Hey, same here! I made absolutely the same experiences as you did! I wholeheartedly agree with absolutely everything you said! I really loved Amsterdam the two times that I went. It is such a great place to just relax as its nice and slow paced. The first time we stayed in the NH Barbizon Palace in the center of Amsterdam but the second time around we looked into renting one of the Amsterdam apartments and it was absolutely fantastic. I can only recommend it.

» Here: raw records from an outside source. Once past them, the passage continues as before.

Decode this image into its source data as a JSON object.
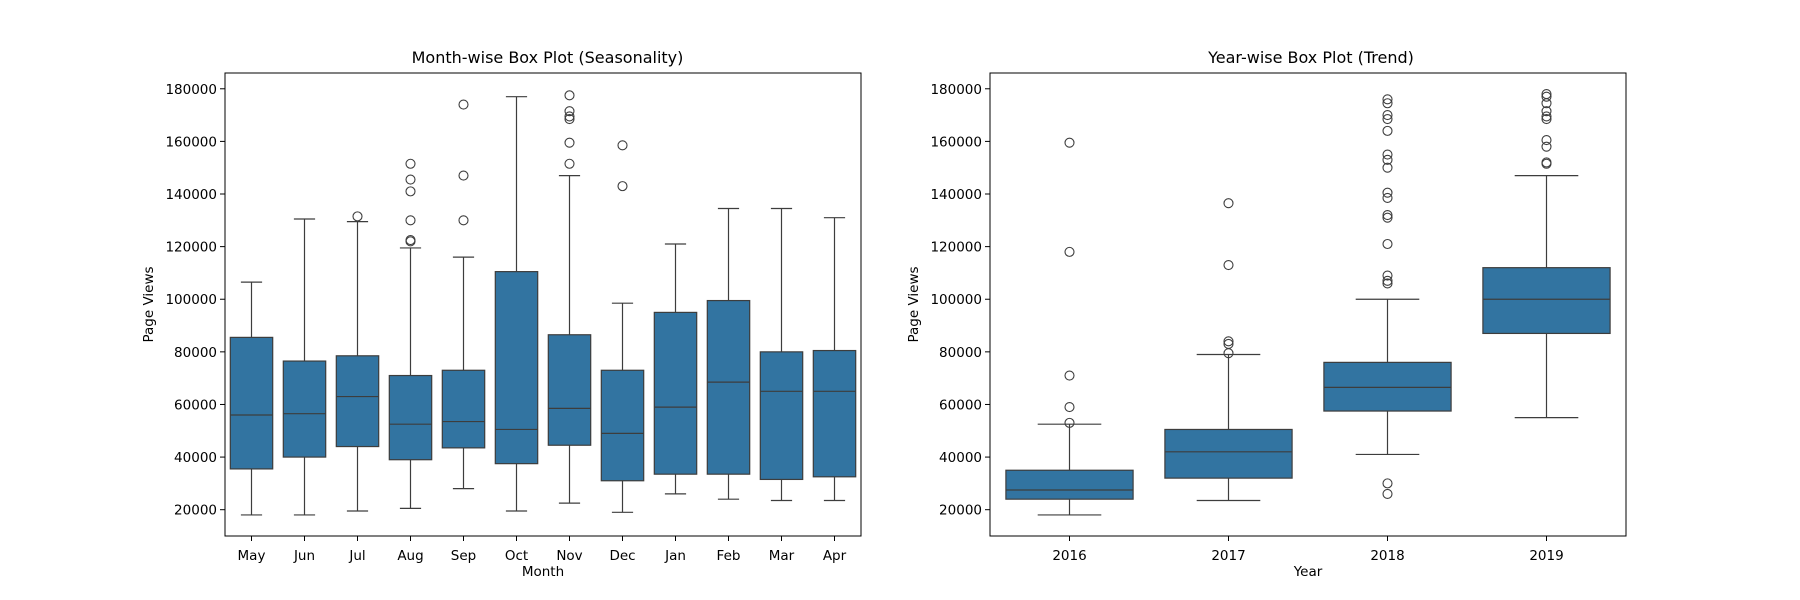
{
  "style": {
    "box_fill": "#3274a1",
    "line_color": "#3d3d3d",
    "background": "#ffffff"
  },
  "chart_data": [
    {
      "type": "box",
      "title": "Month-wise Box Plot (Seasonality)",
      "xlabel": "Month",
      "ylabel": "Page Views",
      "ylim": [
        10000,
        186000
      ],
      "yticks": [
        20000,
        40000,
        60000,
        80000,
        100000,
        120000,
        140000,
        160000,
        180000
      ],
      "ytick_labels": [
        "20000",
        "40000",
        "60000",
        "80000",
        "100000",
        "120000",
        "140000",
        "160000",
        "180000"
      ],
      "categories": [
        "May",
        "Jun",
        "Jul",
        "Aug",
        "Sep",
        "Oct",
        "Nov",
        "Dec",
        "Jan",
        "Feb",
        "Mar",
        "Apr"
      ],
      "boxes": [
        {
          "whislo": 18000,
          "q1": 35500,
          "med": 56000,
          "q3": 85500,
          "whishi": 106500,
          "fliers": []
        },
        {
          "whislo": 18000,
          "q1": 40000,
          "med": 56500,
          "q3": 76500,
          "whishi": 130500,
          "fliers": []
        },
        {
          "whislo": 19500,
          "q1": 44000,
          "med": 63000,
          "q3": 78500,
          "whishi": 129500,
          "fliers": [
            131500
          ]
        },
        {
          "whislo": 20500,
          "q1": 39000,
          "med": 52500,
          "q3": 71000,
          "whishi": 119500,
          "fliers": [
            122000,
            122500,
            130000,
            141000,
            145500,
            151500
          ]
        },
        {
          "whislo": 28000,
          "q1": 43500,
          "med": 53500,
          "q3": 73000,
          "whishi": 116000,
          "fliers": [
            130000,
            147000,
            174000
          ]
        },
        {
          "whislo": 19500,
          "q1": 37500,
          "med": 50500,
          "q3": 110500,
          "whishi": 177000,
          "fliers": []
        },
        {
          "whislo": 22500,
          "q1": 44500,
          "med": 58500,
          "q3": 86500,
          "whishi": 147000,
          "fliers": [
            151500,
            159500,
            168500,
            169500,
            171500,
            177500
          ]
        },
        {
          "whislo": 19000,
          "q1": 31000,
          "med": 49000,
          "q3": 73000,
          "whishi": 98500,
          "fliers": [
            143000,
            158500
          ]
        },
        {
          "whislo": 26000,
          "q1": 33500,
          "med": 59000,
          "q3": 95000,
          "whishi": 121000,
          "fliers": []
        },
        {
          "whislo": 24000,
          "q1": 33500,
          "med": 68500,
          "q3": 99500,
          "whishi": 134500,
          "fliers": []
        },
        {
          "whislo": 23500,
          "q1": 31500,
          "med": 65000,
          "q3": 80000,
          "whishi": 134500,
          "fliers": []
        },
        {
          "whislo": 23500,
          "q1": 32500,
          "med": 65000,
          "q3": 80500,
          "whishi": 131000,
          "fliers": []
        }
      ]
    },
    {
      "type": "box",
      "title": "Year-wise Box Plot (Trend)",
      "xlabel": "Year",
      "ylabel": "Page Views",
      "ylim": [
        10000,
        186000
      ],
      "yticks": [
        20000,
        40000,
        60000,
        80000,
        100000,
        120000,
        140000,
        160000,
        180000
      ],
      "ytick_labels": [
        "20000",
        "40000",
        "60000",
        "80000",
        "100000",
        "120000",
        "140000",
        "160000",
        "180000"
      ],
      "categories": [
        "2016",
        "2017",
        "2018",
        "2019"
      ],
      "boxes": [
        {
          "whislo": 18000,
          "q1": 24000,
          "med": 27500,
          "q3": 35000,
          "whishi": 52500,
          "fliers": [
            53000,
            59000,
            71000,
            118000,
            159500
          ]
        },
        {
          "whislo": 23500,
          "q1": 32000,
          "med": 42000,
          "q3": 50500,
          "whishi": 79000,
          "fliers": [
            79500,
            83000,
            84000,
            113000,
            136500
          ]
        },
        {
          "whislo": 41000,
          "q1": 57500,
          "med": 66500,
          "q3": 76000,
          "whishi": 100000,
          "fliers": [
            26000,
            30000,
            106000,
            107000,
            109000,
            121000,
            131000,
            132000,
            138500,
            140500,
            150000,
            153000,
            155000,
            164000,
            168500,
            170000,
            174500,
            176000
          ]
        },
        {
          "whislo": 55000,
          "q1": 87000,
          "med": 100000,
          "q3": 112000,
          "whishi": 147000,
          "fliers": [
            151500,
            152000,
            158000,
            160500,
            168500,
            169500,
            171500,
            174500,
            177000,
            178000
          ]
        }
      ]
    }
  ]
}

> Thanks, i had a great trip.. I visited the Heineken brewerie and sampled a lot of beer during my travels.. Drank a 5 dollar bottle of champaigne while in Paris which tasted suspiciously like sprite -_- and gawked at the masses and masses of vines around Trier, Germany... it was a great time



Good to hear you had a fab time.


----------



## Wiz (Feb 16, 2011)

We were in Paris in the mid 80's. We did a bus tour one day and the tour guide pointed out that the little "statute of liberty" that we were passing was a donation from the U.S. after we gave them their big "Statue of Liberty." We were there in Jamuary and arrived at the beginning of the first snow that had hit Paris in one hundred years. Boy was it cold. Cheese sucked. I didn't think the wine was really that bad as described by St. Allie and today liike several of their wines. My French was limited to 2 years of high school but surprisingly white a bit was remembered to the extent of stopping people on the street in self directed walking tours and asking directions. We found most people very willing to help and did not experience the rudeness that the French are reported to have with Americans. Here in Costa Rica I have found that if you try to speak in the native Spanish language, even though you may butcher the language, you will be more accepted than if you did not even make the effort.


----------